1단계 배양은 배양초기에 인편의 대량 생산을 가능케하도록 자구의 증식을 유도하기 위한 것으로, 배지에 생장조절 호르몬인 오옥신계의 NAA와 시토키닌계의 BA를 첨가한 배지에서 배양한다. 호르몬의 첨가량은 NAA 0.1~10㎎/ℓ 및 BA 0.1~10㎎/ℓ의 범위로 하는 것이 적당하며, 바람직하게는 NAA 0.3㎎/ℓ 및 BA 1.0㎎/ℓ을 첨가하는 것이 좋다. 이외에도, 오옥신계의 2,4-D(2,4-Dichlorophenoxy acetic acid)나 시토키닌계의 카이네틴(Kinetin, 이하 Ki라 한다)을 더 첨가할 수도 있다.One-step culturing is intended to induce proliferation of magnetic domains to enable mass production of scales at the beginning of cultivation, and is cultured in a medium in which growth control hormones, oxine-type NAA and cytokinin-based BA are added.

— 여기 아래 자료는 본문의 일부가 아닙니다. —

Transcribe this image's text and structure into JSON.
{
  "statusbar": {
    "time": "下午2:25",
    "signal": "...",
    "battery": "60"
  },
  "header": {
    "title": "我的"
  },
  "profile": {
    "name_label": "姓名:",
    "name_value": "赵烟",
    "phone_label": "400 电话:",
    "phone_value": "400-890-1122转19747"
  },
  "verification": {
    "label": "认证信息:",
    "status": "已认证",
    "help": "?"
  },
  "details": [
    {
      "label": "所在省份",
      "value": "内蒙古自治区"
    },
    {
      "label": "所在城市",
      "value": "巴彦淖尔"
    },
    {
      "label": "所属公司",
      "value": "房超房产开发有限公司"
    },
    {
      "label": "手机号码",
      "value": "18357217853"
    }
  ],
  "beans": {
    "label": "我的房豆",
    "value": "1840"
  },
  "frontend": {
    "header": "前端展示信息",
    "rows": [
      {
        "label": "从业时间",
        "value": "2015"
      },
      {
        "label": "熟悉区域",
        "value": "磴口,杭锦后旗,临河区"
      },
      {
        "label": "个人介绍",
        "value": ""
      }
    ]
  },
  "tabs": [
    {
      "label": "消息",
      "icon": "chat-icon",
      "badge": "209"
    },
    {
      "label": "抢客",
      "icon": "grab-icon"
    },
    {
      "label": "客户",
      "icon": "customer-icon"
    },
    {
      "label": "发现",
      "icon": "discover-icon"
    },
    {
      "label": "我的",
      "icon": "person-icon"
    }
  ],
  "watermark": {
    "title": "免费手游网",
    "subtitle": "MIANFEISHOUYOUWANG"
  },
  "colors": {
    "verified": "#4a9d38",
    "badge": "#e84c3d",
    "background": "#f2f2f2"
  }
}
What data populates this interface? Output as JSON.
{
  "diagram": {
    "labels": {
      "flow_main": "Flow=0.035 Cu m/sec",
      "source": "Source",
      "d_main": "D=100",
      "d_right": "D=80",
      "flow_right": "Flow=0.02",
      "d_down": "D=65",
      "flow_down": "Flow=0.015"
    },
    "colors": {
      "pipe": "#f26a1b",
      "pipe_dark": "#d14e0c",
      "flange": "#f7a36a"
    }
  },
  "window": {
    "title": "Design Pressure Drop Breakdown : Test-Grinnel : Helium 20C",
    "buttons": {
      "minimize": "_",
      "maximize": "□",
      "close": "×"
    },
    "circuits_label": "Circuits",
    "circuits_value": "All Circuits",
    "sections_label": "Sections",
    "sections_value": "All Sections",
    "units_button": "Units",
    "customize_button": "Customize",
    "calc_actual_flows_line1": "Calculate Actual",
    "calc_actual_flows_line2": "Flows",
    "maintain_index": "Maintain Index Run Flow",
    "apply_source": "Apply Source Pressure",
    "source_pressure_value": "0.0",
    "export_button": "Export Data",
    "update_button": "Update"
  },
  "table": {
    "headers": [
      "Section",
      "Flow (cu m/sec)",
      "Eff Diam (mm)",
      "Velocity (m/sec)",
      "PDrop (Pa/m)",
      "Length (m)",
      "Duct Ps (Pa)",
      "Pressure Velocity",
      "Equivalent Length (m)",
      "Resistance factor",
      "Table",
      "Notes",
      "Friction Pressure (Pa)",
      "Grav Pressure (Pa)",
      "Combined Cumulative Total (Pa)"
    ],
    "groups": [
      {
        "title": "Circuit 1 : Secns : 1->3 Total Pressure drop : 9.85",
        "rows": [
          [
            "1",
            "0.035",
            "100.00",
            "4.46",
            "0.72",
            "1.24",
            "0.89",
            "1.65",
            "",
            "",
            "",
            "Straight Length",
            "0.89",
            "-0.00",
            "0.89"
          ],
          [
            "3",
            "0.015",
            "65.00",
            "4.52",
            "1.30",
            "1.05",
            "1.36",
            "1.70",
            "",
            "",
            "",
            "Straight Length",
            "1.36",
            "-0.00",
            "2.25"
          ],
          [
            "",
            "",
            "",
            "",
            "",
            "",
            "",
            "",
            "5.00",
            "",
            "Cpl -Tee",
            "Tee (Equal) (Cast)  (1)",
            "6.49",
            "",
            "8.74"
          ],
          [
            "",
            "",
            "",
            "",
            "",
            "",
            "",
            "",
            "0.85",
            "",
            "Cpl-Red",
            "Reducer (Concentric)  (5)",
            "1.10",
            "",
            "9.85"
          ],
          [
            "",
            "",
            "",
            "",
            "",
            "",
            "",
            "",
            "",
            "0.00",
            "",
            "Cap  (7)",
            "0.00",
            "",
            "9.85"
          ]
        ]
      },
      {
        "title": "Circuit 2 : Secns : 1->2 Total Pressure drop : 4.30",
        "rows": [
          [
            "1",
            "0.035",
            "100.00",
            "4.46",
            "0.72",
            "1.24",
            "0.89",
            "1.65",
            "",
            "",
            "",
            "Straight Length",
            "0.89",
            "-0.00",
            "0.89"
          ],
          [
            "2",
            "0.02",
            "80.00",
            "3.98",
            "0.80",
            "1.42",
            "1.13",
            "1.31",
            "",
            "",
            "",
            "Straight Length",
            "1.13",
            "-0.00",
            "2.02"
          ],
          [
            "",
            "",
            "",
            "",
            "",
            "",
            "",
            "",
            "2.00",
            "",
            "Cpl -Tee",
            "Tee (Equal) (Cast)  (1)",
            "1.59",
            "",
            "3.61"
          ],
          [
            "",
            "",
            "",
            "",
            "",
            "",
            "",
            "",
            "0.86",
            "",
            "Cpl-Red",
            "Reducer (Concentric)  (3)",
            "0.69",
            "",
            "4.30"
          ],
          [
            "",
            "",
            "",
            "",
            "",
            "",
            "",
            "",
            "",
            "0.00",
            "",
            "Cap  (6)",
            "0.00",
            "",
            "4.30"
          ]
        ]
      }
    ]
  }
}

The amount of the hormone added is preferably in the range of 0.1 to 10 mg / l NAA and 0.1 to 10 mg / l BA, and preferably 0.3 mg / l NAA and 1.0 mg / l BA. In addition, oxinine 2,4-D (2,4-Dichlorophenoxy acetic acid) or cytokininine kinetin (hereinafter referred to as Ki) may be further added.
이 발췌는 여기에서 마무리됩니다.